We will be deploying new Roller 0.9.9 builds to JRoller over the next couple of weeks and we may have the opportunity to make some of these improvements, but these are not the only problems we are tracking and the all-volunteer Roller development team has limited time to commit to Roller. If you really want to make Roller better, it's up to you. Roller is open source software and you can help to make it better by filing bug reports and suggestions to Roller's JIRA issue tracker, by submitting patches, and by helping out with documentation on the Roller Wiki.

Roller is the most popular and successful weblogging software among Java bloggers, was recently chosen by Sun to power blogs.sun.com, and is enjoyed by thousands of webloggers worldwide. Join us, help to ensure Roller's continued success, and make a difference in the open source Java community.

Tags: Java

VeloEclipse

VeloEclipse is a fork of the, apparently inactive, VeloEdit project that has been updated to work in Eclipse 3.0 M8 and later.

Tags: Java

Eclipse 3.0 M9

New JRoller blogger Vlad Hanciuta posts some first impressions of Eclipse 3.0 M9.

Tags: Java

Struts Flow lives

In case you missed it, Don Brown took my Control Flow meets JSP proof-of-concept and kicked it up a notch. He implemented Struts Flow and made it part of the Struts Applications project on SourceForge.

Tags: Java

Java bloggers: abandoning Movable Type?

Pabst Blue Ribbon logo Turn off the LAMP and crack open an ice cold PBR - Pebble, Blojsom, or Roller that is. You're a Java developer so drink your own brew. If you don't like the taste, then join one of those open source Java weblogging projects and start brewin' for yourself.

Tags: Java

Don Brown picks up Struts Control Flow.

I've got too many other things going on right now to resume my work on Control Flow, so I'm happy to report that Don Brown has picked up where I left off and has integrated Cocoon's Control Flow module into a Struts application.

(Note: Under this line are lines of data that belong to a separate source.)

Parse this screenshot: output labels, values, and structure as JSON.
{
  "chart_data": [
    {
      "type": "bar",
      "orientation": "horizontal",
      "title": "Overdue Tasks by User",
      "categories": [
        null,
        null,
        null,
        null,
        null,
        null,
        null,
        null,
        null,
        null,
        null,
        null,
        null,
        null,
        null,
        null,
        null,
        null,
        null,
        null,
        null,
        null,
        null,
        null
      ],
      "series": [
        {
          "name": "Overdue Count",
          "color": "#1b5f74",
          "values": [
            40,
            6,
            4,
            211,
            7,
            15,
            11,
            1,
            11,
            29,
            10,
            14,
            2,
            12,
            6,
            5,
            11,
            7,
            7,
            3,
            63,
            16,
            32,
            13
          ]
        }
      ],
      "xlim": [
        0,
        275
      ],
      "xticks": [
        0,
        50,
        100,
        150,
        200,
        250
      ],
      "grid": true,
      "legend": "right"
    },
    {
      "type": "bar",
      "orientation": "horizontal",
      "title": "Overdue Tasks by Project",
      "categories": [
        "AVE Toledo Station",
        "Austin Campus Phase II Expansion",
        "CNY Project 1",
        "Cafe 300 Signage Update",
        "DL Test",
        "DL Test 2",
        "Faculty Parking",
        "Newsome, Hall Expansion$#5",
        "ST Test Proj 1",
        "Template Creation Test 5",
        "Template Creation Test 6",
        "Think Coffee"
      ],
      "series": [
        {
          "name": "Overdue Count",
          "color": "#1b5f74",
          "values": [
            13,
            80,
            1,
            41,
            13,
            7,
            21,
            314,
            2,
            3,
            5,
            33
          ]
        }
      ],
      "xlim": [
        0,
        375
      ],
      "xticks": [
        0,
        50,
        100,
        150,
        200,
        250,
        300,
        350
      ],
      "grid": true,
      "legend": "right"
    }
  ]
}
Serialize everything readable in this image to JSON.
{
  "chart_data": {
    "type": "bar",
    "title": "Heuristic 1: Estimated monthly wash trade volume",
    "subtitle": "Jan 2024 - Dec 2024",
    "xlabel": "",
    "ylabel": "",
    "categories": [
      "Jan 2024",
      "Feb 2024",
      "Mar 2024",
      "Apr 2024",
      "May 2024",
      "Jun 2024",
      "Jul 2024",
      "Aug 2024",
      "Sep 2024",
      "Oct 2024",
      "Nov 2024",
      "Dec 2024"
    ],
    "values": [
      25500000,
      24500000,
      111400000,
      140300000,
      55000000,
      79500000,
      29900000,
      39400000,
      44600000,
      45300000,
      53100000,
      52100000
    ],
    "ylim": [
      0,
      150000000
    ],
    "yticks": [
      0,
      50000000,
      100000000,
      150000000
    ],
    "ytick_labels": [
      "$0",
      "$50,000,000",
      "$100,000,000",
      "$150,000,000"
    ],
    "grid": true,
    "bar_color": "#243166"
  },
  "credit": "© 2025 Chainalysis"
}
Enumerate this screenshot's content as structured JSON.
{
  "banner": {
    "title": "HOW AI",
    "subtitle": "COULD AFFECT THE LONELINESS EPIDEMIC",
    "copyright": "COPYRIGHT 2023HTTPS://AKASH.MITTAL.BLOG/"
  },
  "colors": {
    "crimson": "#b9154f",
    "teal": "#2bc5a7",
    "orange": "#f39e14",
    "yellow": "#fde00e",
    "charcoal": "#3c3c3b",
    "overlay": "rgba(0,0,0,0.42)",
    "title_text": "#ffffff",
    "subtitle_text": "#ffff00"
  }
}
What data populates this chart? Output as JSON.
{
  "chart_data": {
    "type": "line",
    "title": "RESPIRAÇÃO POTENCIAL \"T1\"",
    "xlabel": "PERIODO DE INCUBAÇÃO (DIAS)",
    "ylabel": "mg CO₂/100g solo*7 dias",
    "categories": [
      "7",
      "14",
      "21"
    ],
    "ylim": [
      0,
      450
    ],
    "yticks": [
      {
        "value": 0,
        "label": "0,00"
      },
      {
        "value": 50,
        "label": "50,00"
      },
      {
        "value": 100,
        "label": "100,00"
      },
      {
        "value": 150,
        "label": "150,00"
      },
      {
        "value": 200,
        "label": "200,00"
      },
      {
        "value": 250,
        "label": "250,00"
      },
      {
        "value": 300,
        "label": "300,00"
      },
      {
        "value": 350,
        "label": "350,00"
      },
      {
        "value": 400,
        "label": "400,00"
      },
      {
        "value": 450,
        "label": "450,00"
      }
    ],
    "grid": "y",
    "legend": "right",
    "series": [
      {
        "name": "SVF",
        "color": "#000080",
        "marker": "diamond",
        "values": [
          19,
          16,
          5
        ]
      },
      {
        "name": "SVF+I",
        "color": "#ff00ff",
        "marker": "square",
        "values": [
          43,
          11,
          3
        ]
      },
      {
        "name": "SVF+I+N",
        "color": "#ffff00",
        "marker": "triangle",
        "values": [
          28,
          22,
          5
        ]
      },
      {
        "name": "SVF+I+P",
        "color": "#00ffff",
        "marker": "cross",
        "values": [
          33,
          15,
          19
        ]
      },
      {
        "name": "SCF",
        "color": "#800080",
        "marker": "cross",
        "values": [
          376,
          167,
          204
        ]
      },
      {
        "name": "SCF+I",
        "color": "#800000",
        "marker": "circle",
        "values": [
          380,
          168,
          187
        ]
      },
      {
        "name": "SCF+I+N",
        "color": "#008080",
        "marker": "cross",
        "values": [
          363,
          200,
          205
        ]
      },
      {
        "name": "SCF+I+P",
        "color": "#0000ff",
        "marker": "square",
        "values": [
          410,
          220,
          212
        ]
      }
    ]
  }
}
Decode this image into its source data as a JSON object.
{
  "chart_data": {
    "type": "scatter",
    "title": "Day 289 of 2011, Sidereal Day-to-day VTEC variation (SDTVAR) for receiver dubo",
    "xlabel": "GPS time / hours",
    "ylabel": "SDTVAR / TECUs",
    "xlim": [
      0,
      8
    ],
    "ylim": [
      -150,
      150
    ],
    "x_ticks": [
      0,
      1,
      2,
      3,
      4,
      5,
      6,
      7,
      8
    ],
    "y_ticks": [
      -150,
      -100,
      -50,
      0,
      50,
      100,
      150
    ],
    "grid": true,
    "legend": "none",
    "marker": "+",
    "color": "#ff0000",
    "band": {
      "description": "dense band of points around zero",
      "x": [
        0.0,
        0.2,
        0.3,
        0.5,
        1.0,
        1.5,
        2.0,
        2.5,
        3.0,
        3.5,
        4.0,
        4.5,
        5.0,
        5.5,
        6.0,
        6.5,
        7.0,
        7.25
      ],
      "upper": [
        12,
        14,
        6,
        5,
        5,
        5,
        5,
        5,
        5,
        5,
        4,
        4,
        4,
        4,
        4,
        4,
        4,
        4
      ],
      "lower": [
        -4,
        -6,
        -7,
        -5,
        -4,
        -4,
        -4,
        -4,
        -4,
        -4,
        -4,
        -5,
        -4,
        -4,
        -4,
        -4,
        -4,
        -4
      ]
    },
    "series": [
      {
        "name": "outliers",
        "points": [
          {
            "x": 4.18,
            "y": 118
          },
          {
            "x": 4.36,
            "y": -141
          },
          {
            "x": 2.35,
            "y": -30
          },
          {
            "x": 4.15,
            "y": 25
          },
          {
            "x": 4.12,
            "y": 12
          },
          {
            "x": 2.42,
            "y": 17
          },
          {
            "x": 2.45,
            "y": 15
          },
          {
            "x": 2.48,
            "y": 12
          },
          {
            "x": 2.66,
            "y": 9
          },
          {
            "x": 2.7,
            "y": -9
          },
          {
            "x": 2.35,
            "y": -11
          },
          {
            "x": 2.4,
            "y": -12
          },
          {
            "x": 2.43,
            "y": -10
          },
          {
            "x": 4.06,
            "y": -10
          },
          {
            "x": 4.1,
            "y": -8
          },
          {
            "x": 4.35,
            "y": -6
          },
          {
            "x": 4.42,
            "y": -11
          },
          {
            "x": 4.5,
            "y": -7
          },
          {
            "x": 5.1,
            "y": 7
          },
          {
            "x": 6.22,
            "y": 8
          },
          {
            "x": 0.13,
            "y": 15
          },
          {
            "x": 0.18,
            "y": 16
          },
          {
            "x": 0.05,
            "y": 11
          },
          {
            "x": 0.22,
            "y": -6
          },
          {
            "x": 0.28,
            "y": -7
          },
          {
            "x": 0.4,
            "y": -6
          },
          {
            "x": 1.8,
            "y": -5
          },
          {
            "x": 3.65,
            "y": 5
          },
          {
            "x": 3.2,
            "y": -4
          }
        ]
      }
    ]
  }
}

Don implemented the same number guess example that I did, but with Struts, by replacing my Flow Servlet with a Flow Action. This is a different approach than I was considering. I was under the impression that the only way to enable Control Flow to take advantage of Struts Form Bean processing and Validation was to integrate Control Flow at the ActionServlet level. On second thought, I think the Flow Action approach will work fine, but it will require that Actions that are to participate in the flow extend the Flow Action Flow Servlet. I'm looking forward to seeing Don's code.

Tags: Java

Go blog it on the mountain.

Tim Bray: Many of us at Sun are doing work that could change the world. We need to do a better job of telling the world. As of now, you are encouraged to tell the world about your work, without asking permission first (but please do read and follow the advice in this note). Blogging is a good way to do this...

Bravo!

Tags: Java

Continue my continuing series on continuations?

Yes I will, but don't hold your breath. I've got a lot on my plate now. I've been starting to run in the mornings again, after my usual winter lapse, so I have had some time to think about the problem of integrating my hacked-free version of Cocoon Control Flow into a Struts application. I'll try to write up my thoughts on the topic in the next couple of days, because it may be while before I have time to code up a solution.